Called Song 1, the installation splices together more than a dozen new versions of the ur-pop song “I Only Have Eyes for You” by recording artists including Beck and James Murphy of LCD Soundsystem, and harmonizes them with images from 11 projectors, often blending these into a single wraparound image. At times, the museum building will appear to spin or lift off the ground. The piece is set to a consistent, slow, 60-beats-per-minute tempo, regardless of the song version playing.
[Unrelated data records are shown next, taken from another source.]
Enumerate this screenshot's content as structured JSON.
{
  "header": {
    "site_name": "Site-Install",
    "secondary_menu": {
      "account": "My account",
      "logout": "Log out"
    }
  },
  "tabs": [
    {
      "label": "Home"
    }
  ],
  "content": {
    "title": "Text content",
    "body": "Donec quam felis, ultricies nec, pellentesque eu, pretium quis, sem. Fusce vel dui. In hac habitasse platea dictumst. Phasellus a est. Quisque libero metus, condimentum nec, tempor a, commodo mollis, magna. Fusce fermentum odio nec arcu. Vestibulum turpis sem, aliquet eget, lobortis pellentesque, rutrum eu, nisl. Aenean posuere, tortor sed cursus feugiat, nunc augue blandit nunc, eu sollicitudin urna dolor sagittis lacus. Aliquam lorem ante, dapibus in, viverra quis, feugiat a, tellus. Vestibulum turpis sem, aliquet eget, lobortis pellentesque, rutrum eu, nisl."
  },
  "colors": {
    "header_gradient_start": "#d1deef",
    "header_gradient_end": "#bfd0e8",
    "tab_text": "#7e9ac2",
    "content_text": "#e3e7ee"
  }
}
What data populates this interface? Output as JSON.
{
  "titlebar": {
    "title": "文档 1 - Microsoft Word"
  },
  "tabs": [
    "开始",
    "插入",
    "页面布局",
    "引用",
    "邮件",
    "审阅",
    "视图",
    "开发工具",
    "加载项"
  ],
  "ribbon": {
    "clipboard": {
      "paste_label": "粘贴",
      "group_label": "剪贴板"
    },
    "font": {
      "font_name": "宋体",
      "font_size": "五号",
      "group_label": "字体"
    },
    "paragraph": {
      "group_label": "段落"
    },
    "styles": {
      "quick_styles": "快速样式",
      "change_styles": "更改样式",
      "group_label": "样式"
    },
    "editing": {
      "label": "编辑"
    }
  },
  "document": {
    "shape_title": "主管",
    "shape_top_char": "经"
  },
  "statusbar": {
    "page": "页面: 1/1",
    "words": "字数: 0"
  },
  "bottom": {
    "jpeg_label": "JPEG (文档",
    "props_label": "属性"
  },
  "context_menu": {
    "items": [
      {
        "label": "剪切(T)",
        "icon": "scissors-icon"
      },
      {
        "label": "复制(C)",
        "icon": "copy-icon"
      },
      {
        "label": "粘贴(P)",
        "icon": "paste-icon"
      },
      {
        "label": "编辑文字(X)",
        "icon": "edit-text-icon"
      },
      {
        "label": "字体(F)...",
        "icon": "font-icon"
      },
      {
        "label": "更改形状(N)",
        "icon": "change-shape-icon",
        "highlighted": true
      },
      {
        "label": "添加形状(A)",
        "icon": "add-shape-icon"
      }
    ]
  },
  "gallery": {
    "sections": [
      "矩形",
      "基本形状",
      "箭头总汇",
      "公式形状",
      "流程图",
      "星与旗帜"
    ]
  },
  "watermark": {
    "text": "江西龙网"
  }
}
Bunshaft’s building “kind of dictated the tempo and rhythm and structure of the piece,” said the Hirshhorn’s deputy director and chief curator, Kerry Brougher.

 

A multimedia artist based in Los Angeles and New York, Aitken won the International Prize at the Venice Biennale in 1999 for Electric Earth, and in 2007, the Museum of Modern Art displayed his work Sleepwalkers, featuring Tilda Swinton and Donald Sutherland, across several of its exterior walls (Swinton also appears in a publicity rendering for Song 1). Until now, however, projecting onto a convex circular wall hasn’t been part of Aitken’s repertoire. Viewers won’t be able to see this film at one time, from one vantage point, so will have to walk around the perimeter of the museum to view the whole thing.

“It’s creating a whole new set of issues and challenges, in terms of how you edit a film and create a montage,” Brougher said. “There are all kind of vocabularies that have to be reinvented to…articulate a film on a circular surface this way.”

The Mall isn’t much of a nighttime destination, and Independence Avenue, where the Hirshhorn is located, draws little after-dark foot traffic (it’s lined by other museums and government office buildings). But the Hirshhorn has pushed the envelope with after-hours programming in recent years, and for this show, staff have planned an opening lecture by the artist, a closing party with live music, and special events in between. The exhibition also coincides with D.C.’s National Cherry Blossom Festival, which brings hundreds of thousands of visitors to the Mall every spring.

Dynamic facades are scarce in Washington, and given the museum’s 80-foot height, Song 1 is bound to make an impression. Brougher hopes it will also help warm up the public image of Bunshaft’s 1974 icon. “I happen to love this building,” he said. “I hope this piece draws attention to the sort of idiosyncrasy of the architecture, and creates a lightness to it which maybe people don’t feel at first.”